Ik ontdekte laatst een zekere Amerikaans-Hongaarse psycoloog, Mihaly Csikszentmihalyi, die onderzoek heeft gedaan bij helden in onder andere de sport en in de kunst over het fenomeen flow. Hij vertaalt dit als de ervaring van geluk tijdens het proces van creatie. Zijn ontdekking was dat mensen die regelmatig in flow zijn over een ‘dialectisch’ karakter beschikken. Met andere woorden: een karakter vol uitersten.

Hij ontdekte dat deze mensen bakkenvol lichamelijke energie hebben, maar ook vaak kalm en rustig zijn. Ze kunnen hun focus richten als een laserstraal, maar zijn ook associatief en vol ideeën. Ze slapen diep en veel, en zijn overdag klaarwakker en ‘aan’. Ze zijn slim én naïef. Ze kunnen convergent denken (rationeel, analytisch) en dat combineren met divergent denken (flexibel, uitwaaierend).
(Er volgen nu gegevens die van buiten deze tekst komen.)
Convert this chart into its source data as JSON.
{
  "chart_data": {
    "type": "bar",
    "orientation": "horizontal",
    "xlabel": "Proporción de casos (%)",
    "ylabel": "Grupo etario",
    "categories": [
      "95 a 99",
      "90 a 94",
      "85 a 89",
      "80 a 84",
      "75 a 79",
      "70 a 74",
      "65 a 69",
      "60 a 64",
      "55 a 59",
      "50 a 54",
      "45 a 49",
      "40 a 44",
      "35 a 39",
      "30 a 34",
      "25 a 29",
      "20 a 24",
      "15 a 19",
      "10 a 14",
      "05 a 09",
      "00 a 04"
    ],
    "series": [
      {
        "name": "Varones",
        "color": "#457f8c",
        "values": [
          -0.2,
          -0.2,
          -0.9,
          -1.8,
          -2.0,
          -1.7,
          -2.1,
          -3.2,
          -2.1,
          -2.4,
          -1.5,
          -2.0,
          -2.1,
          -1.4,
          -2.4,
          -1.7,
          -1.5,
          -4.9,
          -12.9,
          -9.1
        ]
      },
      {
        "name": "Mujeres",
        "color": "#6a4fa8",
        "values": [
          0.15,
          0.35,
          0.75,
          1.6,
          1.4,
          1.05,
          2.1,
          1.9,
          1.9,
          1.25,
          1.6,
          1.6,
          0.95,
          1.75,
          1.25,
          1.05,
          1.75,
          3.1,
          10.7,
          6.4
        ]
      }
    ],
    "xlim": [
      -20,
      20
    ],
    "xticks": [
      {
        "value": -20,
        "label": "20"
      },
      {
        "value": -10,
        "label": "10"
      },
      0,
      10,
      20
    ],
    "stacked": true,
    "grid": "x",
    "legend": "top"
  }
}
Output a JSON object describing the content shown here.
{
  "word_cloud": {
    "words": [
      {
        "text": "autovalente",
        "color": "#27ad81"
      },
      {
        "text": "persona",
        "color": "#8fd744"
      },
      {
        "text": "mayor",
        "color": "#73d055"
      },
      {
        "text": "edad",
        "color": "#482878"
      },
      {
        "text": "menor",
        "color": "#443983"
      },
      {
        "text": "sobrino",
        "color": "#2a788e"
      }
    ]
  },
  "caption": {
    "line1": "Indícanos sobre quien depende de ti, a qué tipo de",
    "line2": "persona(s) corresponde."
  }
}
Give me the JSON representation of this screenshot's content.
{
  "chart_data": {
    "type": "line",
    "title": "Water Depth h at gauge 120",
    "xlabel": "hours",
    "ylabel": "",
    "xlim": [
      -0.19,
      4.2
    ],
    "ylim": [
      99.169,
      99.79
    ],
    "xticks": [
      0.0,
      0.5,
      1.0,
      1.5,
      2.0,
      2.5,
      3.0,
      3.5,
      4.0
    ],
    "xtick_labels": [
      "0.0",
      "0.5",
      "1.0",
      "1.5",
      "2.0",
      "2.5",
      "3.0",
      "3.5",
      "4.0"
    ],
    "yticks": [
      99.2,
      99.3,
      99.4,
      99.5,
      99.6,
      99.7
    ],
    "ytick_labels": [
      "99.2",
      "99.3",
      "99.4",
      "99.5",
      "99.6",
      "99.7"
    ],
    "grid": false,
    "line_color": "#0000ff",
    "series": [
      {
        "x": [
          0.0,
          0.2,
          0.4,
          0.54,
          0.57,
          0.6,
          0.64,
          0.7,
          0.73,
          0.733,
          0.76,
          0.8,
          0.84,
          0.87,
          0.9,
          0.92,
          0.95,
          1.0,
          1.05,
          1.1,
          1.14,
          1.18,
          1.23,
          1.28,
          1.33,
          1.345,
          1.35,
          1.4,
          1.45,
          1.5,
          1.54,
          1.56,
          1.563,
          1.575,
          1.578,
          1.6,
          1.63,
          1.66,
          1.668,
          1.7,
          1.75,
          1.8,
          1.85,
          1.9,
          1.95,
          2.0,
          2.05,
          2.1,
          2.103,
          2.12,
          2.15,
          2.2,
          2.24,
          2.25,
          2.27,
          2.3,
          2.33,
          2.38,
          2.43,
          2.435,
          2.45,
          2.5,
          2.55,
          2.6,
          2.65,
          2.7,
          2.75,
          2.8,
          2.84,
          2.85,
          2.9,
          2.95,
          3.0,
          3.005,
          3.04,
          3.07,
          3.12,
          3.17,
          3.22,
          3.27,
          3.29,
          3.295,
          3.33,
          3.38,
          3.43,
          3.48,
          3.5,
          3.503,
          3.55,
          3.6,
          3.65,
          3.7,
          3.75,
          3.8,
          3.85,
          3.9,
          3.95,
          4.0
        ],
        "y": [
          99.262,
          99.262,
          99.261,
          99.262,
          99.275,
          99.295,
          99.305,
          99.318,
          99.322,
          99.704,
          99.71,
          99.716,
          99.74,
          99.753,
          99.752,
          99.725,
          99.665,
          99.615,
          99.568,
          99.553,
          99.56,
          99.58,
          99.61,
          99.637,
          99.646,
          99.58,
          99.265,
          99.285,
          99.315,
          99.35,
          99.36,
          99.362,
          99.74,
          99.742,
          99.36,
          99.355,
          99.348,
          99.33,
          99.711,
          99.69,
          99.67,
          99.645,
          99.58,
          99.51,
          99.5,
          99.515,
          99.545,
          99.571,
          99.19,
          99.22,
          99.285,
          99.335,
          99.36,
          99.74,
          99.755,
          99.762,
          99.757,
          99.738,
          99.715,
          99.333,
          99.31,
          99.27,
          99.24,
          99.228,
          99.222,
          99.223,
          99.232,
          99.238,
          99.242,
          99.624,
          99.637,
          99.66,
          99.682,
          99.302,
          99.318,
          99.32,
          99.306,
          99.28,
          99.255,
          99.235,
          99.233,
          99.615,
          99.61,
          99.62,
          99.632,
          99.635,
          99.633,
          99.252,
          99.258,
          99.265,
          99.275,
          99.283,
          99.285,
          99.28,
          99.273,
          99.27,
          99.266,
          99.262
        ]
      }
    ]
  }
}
Ze zijn zowel gedisciplineerd als speels. Kunnen volop fantaseren en verbeelden en anderzijds realiseren en waarmaken. Ze zijn introvert en extravert. Bescheiden, soms zelfs verlegen, maar ook trots op wat ze maken. Ze zijn traditioneel en opstandig. Ze stellen zich open voor veel genot, maar indien nodig ook veel pijn en leed. Het deed me herinneren; leven en werken hoeft nooit op één manier. Sterker nog; dan is alle beweging eruit!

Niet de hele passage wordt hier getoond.